Noonan and a small group of residents have now formed the Pappy Elkins Restoration Group. Signs in their front yards point others to their growing website. It’s filled with documents questioning if the lake’s demise, has anything to do with a gas drilling rig that has had permission to operate on the northern shore line since 2009. They have attended city council meetings. They have asked for explanations. So far though, they aren’t satisfied with the answers.
“Right now we can’t get them to listen to us,” said Tim Lamun. “We can’t get them to calmly relax and listen to the facts that we believe that we have, whether they’re right or wrong at this point.”
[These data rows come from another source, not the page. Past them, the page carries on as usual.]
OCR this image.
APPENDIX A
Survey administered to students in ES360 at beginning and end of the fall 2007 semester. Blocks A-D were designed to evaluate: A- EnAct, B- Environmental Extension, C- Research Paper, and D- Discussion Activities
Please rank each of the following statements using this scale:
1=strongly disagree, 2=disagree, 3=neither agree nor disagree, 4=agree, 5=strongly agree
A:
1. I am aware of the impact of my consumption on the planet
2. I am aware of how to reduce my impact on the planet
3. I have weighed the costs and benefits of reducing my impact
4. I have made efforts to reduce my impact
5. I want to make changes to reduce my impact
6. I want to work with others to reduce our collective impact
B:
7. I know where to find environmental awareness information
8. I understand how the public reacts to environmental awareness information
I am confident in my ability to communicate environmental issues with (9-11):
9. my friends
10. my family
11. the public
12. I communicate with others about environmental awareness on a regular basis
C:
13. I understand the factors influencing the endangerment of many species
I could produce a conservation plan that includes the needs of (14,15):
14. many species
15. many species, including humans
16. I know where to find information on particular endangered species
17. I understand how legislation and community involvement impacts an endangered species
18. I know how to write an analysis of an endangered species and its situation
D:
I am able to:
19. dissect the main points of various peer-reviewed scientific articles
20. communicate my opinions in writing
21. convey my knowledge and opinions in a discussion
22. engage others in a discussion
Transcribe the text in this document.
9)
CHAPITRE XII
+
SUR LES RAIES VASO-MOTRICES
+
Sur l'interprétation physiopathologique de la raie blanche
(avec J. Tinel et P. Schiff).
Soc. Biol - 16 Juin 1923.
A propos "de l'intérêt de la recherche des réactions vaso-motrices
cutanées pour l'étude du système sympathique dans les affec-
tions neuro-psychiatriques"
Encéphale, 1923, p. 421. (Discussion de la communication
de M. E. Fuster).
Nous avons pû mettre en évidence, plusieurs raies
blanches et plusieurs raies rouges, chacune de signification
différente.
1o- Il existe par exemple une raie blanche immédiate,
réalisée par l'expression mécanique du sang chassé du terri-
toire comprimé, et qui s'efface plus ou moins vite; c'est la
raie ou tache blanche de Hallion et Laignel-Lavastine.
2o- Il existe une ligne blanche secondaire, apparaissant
The group has found a permit from the Texas Commission on Environmental Quality. It gave XTO Energy permission in late 2009 to use lake water for drilling, for up to a year. Then in August of 2010, the city wrote a letter of permission to XTO, to take water for the next three years. TCEQ could not say if there was ever a permit, or if XTO took water during that time. A spokesman said last week the agency is currently investigating.
XTO did not return calls. Dalworthington Gardens mayor Michael Tedder said he believed the claims were inaccurate, but would not answer questions on the phone or in person, saying he would only answer questions submitted via email. Other council members and the city administrator also did not respond.
When XTO received its permit in 2009 though, it only came after receiving letters of permission from the city and three other landowners. Alvin Goerdel, who has lived by the lake since 1969, is one of those owners. XTO paid him to use the water, and he says hes not aware of anything being used since.
“That’s the only time XTO’s used any water out of that lake as far as I know and I’d know because they’d have to contact me to get that water,” he said.
As far as the lake depth, Goerdel shook his head at concerns it’s too low. Kids used to get cars stuck in the mud there when it was really low, he said.
This summer, there are no pumps on the lake for more wells being drilled. Instead a large portable tank, surrounded by barbed wire, is being filled from city hydrants. It sits on the city baseball field, and may be there through July.